As Dr. Frederick Jones, diagnostic radiologist at Yampa Valley Medical Center, looks through X-ray images of a patient's trunk on a computer screen, he is visually traveling inside a body to see the patient's spine, kidneys and more.
With a few clicks, he takes the images -- each are similar to a single slice of bread -- and pulls them together into one entire "loaf" for a three-dimensional look at the patient's trunk.
From that, he can hone in on a diagonal or cross-section slice, something that is too difficult to do in one's mind and used to take hours with a computer.
Now, it takes seconds.
This new 3-D way of looking at the human body is made possible with the hospital's top-of-the-line computed tomography scanner, also called a CAT or CT scanner, which lets doctors see the human body faster and with finer detail.
Having a three-dimensional view is more helpful in situations such as a complex fracture in a joint, as they allow a doctor to see clearly how one area relates to another.
The improvement that has come with the new technology is "dramatic," Jones said.
"It's a great advance from what we could previously do," he said.
Yampa Valley Medical Center is a smaller hospital that serves a large region, and the technology is one of many advances that help the hospital provide similar services that are available in metropolitan areas.
The scanner accompanies a Picture Archiving Communication System, or PACS, which computerizes images.

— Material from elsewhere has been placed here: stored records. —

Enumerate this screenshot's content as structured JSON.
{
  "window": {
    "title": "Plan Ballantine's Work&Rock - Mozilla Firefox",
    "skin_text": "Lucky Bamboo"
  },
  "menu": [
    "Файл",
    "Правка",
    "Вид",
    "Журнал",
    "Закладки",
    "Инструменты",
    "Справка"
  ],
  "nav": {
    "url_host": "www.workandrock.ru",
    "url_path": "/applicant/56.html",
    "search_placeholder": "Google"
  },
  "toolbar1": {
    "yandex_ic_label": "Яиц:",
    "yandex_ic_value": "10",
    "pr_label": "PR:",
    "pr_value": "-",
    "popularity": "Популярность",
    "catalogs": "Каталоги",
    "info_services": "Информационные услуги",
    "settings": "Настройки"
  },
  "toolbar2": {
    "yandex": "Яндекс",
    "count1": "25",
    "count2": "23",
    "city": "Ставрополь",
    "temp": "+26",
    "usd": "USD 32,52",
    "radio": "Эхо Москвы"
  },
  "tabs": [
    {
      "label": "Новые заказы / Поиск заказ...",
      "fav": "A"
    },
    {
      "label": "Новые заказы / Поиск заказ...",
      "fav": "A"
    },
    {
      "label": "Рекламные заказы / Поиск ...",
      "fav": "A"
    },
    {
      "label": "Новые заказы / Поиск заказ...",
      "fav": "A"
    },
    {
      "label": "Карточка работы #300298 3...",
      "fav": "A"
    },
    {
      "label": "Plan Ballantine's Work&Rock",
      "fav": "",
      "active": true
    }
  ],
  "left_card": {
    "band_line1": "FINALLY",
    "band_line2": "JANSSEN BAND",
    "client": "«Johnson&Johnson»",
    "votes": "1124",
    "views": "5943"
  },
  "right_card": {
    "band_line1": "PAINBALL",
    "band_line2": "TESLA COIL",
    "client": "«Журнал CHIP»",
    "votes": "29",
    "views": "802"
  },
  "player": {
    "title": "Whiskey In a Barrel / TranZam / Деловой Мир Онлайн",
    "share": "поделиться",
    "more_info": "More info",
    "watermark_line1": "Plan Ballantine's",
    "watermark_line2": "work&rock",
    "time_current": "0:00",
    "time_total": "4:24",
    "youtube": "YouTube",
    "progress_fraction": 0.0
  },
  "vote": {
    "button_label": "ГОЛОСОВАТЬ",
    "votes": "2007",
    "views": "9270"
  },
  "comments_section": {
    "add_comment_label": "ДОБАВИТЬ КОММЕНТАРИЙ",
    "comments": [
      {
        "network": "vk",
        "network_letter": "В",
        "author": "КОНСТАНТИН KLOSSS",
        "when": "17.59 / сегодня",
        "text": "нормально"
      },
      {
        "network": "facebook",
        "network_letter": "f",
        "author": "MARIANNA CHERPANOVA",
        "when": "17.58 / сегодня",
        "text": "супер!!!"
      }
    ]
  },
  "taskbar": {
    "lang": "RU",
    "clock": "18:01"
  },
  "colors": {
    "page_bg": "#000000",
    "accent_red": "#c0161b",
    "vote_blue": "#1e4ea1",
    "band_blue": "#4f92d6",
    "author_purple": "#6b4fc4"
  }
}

For scans and other digital imaging technologies, PACS means X-ray film no longer is necessary.
Together, the technologies cost $1.3 million.
At its most basic, the CT scanner is a fast rotating X-ray. A patient lies on a bed that is pushed through a large ring structure, which has a rotating X-ray tube inside. The machine scans the patient in a spiral fashion, similar to peeling an apple.
As the beams are sent down, the patient's body stops some. A detector measures how much of each beam is stopped and builds images of the patient's body.
The scans are much faster than before, taking up to 32 images every second, compared to the previous machine's one image per second.
That has several advantages. First, it's easier to evaluate trauma patients and to take images of larger sections of the patient's body in a short period of time. It also lets doctors see more patients.
More images mean finer detail and the ability to get a three-dimensional view and see how areas interact with each other.
The speed of the machine also means doctors can follow moving targets -- for instance, it can better capture images from children who tend to be restless.
Doctors also can follow moving targets in the body, such as blood. Movement of blood through the heart and vessels can be captured quickly and easily to tell if any vessels are blocked, compared to previous studies that were more invasive.
The equipment has revolutionized how the hospital looks at patients, said Mary Jo Wiedel, director of the hospital's diagnostic imaging department.
"We're very fortunate to be so advanced in our Diagnostic Imaging Department," she said. "We're enthusiastic about our new CT and PACS technology, knowing this imaging technology allows us to provide excellent imaging studies and care here at YVMC."